Department of Radiation Oncology, St. Jude Children's Research Hospital, 262 Danny Thomas Place, MS 210, Memphis, TN, 38105, USA.
Department of Radiation Oncology, Cleveland Clinic, Cleveland, OH, USA.
J Neurooncol. 2017 Sep;134(2):317-324. doi: 10.1007/s11060-017-2525-6. Epub 2017 Jun 17.
Patients with disseminated pediatric low-grade glioma (LGG) initially treated with chemotherapy frequently experience disease progression, with 5-year event-free survival (EFS) of <20% and 10-year overall survival (OS) of approximately 70%. This study aimed to describe outcomes of metastatic pediatric LGG treated with craniospinal irradiation (CSI). A retrospective study was performed of all patients with metastatic pediatric LGG treated with CSI at a single institution. EFS was defined as survival without disease progression or secondary high-grade glioma. Dates were counted from the first day of irradiation. We identified 12 eligible patients; all had histologically confirmed LGG. Metastatic disease was present at initial presentation in 9 patients. The median age at CSI was 9.3 years. The 5-year EFS and OS were 71% (95% CI 33.7-89.5) and 70% (95% CI 32.9-89.2), respectively. No deaths were observed among the patients who underwent subtotal resection (STR) before radiotherapy, whereas 3 patients who had undergone biopsy died (OS log-rank P = 0.01). EFS may be longer among patients who underwent STR before RT (EFS log-rank P = 0.03), with a hazard ratio for biopsy of 8.4 (vs. STR; 95% CI 0.8-84.0, P = 0.07). No patient experienced acute toxicity of grade 3 or higher. Patients with metastatic pediatric LGG treated with CSI experienced longer EFS than historical cohorts treated with chemotherapy alone, with similar OS. CSI may be considered in the management of metastatic pediatric LGG, particularly in older children experiencing progression after chemotherapy.

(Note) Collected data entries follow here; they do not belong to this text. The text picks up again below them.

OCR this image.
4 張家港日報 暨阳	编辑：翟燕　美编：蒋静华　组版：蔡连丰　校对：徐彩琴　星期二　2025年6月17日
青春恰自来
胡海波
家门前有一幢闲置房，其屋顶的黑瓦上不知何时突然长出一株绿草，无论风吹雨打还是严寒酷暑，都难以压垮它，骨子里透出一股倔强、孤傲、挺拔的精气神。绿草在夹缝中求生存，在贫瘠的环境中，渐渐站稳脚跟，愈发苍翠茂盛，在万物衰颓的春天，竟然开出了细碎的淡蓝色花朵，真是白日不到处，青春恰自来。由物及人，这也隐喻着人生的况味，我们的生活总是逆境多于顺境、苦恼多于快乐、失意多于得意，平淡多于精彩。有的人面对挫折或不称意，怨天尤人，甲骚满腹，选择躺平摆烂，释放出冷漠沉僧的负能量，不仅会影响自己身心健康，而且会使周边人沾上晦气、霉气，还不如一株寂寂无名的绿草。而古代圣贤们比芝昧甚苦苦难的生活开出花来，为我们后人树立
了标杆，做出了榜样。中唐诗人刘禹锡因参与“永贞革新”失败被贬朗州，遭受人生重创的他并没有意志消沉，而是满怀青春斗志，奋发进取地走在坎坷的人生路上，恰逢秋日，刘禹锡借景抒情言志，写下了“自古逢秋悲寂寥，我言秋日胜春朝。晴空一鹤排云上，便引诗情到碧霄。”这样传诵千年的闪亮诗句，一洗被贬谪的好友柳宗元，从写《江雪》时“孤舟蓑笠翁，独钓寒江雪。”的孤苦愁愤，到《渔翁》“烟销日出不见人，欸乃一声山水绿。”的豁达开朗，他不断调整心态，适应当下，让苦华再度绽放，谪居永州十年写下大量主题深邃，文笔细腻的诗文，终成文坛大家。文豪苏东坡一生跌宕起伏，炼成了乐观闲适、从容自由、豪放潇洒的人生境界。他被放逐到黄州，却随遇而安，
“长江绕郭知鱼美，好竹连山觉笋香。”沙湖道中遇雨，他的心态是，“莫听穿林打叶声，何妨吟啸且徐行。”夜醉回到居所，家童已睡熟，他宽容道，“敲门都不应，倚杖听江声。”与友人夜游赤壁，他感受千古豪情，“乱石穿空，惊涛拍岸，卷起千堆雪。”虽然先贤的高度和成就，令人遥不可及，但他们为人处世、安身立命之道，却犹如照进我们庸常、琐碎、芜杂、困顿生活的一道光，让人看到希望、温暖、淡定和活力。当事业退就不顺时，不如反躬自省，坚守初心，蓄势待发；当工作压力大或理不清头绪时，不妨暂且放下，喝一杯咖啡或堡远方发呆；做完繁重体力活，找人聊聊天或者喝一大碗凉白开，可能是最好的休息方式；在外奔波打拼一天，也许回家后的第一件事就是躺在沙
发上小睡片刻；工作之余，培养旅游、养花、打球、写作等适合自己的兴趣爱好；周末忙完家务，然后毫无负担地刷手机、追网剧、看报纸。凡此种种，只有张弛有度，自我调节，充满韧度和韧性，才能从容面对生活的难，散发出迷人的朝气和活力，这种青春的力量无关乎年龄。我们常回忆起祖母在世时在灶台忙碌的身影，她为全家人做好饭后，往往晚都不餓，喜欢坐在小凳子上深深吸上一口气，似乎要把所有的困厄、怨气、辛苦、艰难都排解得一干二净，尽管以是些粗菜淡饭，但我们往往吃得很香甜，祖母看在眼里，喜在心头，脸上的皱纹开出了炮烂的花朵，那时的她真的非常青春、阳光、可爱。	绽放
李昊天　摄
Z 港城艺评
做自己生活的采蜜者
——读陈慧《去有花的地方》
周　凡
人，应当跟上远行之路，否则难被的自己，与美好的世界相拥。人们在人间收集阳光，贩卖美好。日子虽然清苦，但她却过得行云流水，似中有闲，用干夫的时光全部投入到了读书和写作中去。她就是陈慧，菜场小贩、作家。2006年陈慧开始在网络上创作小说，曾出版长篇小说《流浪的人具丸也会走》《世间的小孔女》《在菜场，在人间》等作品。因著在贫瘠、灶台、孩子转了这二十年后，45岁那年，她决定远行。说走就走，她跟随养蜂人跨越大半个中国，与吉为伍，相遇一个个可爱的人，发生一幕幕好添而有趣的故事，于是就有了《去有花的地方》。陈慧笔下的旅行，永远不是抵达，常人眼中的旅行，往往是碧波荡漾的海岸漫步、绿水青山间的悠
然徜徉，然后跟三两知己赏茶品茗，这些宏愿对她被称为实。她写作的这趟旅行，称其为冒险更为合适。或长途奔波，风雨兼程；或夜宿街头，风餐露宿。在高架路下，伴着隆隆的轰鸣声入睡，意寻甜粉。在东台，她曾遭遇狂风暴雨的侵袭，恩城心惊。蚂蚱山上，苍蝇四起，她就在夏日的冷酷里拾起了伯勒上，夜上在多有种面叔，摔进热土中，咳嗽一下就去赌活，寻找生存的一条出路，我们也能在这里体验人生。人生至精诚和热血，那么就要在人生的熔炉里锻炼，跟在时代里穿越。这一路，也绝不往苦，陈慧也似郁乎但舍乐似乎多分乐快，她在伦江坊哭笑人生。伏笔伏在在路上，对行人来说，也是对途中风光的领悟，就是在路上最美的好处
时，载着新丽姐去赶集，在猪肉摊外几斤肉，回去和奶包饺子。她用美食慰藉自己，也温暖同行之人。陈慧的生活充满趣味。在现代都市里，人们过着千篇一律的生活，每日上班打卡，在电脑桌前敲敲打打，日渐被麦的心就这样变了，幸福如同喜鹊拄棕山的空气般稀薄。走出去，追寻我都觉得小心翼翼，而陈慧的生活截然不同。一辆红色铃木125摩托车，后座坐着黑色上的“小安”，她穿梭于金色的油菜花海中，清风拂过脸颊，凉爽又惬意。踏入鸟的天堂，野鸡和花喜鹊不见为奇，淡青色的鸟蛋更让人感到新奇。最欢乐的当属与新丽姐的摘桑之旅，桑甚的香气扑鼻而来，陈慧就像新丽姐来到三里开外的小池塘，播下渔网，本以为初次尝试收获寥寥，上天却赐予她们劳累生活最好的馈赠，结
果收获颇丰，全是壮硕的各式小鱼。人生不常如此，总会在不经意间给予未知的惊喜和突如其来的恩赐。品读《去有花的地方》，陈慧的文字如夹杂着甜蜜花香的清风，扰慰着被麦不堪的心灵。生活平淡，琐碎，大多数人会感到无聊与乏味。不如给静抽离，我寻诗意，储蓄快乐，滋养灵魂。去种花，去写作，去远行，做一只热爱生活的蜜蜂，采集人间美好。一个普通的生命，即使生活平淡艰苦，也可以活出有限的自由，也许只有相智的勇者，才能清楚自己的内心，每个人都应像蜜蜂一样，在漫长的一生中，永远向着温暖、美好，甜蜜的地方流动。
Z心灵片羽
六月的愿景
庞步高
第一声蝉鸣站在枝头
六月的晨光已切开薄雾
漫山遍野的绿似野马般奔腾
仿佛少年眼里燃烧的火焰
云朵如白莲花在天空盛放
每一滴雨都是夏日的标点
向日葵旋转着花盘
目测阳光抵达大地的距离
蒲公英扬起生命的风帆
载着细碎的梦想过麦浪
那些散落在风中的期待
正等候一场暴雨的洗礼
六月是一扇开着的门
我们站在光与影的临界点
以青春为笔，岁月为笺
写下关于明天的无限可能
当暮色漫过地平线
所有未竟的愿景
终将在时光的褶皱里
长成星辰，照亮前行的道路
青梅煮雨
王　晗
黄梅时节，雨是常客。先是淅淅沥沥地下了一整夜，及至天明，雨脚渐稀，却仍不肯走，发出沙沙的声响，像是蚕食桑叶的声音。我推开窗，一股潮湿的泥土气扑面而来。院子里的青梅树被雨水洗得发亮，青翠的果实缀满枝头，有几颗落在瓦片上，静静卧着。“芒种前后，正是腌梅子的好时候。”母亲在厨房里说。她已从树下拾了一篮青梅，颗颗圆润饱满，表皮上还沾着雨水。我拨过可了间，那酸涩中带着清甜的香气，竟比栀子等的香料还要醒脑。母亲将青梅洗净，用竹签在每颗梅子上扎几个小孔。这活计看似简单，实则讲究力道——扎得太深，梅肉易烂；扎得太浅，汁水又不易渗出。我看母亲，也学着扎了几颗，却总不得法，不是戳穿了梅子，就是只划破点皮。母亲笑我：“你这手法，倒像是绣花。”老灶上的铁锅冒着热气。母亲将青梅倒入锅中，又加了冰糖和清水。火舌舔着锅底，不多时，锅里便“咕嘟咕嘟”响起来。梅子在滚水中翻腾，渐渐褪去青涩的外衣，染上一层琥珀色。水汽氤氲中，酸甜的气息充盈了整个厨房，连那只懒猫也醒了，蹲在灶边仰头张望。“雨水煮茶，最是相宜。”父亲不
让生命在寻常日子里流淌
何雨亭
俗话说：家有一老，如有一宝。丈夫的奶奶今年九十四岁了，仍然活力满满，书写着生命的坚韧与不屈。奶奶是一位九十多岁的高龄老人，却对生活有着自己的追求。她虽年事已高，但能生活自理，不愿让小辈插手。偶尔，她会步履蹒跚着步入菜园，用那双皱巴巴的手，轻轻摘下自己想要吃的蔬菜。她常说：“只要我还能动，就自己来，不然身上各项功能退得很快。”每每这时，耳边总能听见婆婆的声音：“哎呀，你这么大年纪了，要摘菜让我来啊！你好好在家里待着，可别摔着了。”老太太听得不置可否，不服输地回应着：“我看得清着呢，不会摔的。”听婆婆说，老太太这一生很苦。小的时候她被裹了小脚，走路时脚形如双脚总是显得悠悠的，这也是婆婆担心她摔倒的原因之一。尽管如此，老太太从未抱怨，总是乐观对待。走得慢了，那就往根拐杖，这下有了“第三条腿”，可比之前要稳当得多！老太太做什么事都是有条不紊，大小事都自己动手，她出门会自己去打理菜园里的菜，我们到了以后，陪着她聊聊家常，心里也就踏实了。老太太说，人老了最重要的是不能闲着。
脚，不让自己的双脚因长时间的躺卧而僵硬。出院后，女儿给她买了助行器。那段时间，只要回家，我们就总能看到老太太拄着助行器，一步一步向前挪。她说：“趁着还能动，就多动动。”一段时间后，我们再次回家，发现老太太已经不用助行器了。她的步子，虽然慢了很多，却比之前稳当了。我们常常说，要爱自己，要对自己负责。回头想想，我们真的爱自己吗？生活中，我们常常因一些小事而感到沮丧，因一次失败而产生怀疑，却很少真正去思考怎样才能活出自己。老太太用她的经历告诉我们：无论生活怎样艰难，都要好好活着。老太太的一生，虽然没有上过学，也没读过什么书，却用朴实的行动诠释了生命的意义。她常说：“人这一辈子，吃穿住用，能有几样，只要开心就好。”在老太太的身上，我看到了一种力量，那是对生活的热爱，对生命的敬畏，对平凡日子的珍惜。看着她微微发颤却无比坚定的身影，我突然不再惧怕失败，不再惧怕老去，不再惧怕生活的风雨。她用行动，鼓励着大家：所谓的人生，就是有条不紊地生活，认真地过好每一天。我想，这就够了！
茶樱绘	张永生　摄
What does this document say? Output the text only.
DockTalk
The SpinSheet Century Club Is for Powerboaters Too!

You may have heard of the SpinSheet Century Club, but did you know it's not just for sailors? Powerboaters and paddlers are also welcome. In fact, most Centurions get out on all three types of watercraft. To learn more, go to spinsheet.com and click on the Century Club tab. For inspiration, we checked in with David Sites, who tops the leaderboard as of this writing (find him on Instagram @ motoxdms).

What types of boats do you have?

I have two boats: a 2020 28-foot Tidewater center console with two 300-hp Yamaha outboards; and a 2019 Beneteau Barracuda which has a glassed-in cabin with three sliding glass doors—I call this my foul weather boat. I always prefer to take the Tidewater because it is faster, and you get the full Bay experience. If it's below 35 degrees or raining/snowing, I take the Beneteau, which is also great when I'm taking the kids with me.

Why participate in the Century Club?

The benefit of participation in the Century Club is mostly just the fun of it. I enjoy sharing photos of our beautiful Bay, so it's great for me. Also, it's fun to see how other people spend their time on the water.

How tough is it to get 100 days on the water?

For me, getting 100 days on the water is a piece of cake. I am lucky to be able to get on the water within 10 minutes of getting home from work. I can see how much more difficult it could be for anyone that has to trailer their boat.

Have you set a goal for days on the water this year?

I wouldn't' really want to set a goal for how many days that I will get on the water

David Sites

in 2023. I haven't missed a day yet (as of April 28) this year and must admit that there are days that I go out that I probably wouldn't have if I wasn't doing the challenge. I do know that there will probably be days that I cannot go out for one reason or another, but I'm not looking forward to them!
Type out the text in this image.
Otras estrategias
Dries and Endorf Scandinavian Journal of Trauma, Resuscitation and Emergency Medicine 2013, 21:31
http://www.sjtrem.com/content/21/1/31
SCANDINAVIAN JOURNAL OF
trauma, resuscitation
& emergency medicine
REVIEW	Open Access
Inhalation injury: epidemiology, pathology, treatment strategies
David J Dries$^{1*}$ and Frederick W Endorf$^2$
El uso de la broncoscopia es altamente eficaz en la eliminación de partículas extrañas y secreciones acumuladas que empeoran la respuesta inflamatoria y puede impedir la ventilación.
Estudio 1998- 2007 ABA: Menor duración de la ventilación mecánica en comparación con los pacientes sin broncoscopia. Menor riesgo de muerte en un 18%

患有播散性儿科低级别胶质瘤 (LGG) 的患者最初接受化疗治疗,常出现疾病进展,5 年无事件生存率 (EFS) <20%,10 年总生存率 (OS) 约为 70%。本研究旨在描述接受颅脊髓照射 (CSI) 治疗的转移性儿科 LGG 患者的结局。对在单一机构接受 CSI 治疗的所有转移性儿科 LGG 患者进行了回顾性研究。EFS 定义为无疾病进展或继发性高级别胶质瘤的生存。日期从照射的第一天开始计算。我们确定了 12 名符合条件的患者;所有患者均经组织学证实为 LGG。9 名患者在初次就诊时即存在转移性疾病。CSI 时的中位年龄为 9.3 岁。5 年 EFS 和 OS 分别为 71%(95%CI 33.7-89.5)和 70%(95%CI 32.9-89.2)。在接受放疗前进行部分切除术 (STR) 的患者中没有观察到死亡,而在接受活检的 3 例患者中观察到死亡(OS 对数秩检验 P=0.01)。在接受 STR 治疗的患者中,EFS 可能更长(EFS 对数秩检验 P=0.03),活检的风险比为 8.4(STR;95%CI 0.8-84.0,P=0.07)。没有患者发生 3 级或更高级别的急性毒性。接受 CSI 治疗的转移性儿科 LGG 患者的 EFS 长于单独接受化疗治疗的历史队列,OS 相似。CSI 可考虑用于治疗转移性儿科 LGG,特别是在化疗后进展的年龄较大的儿童。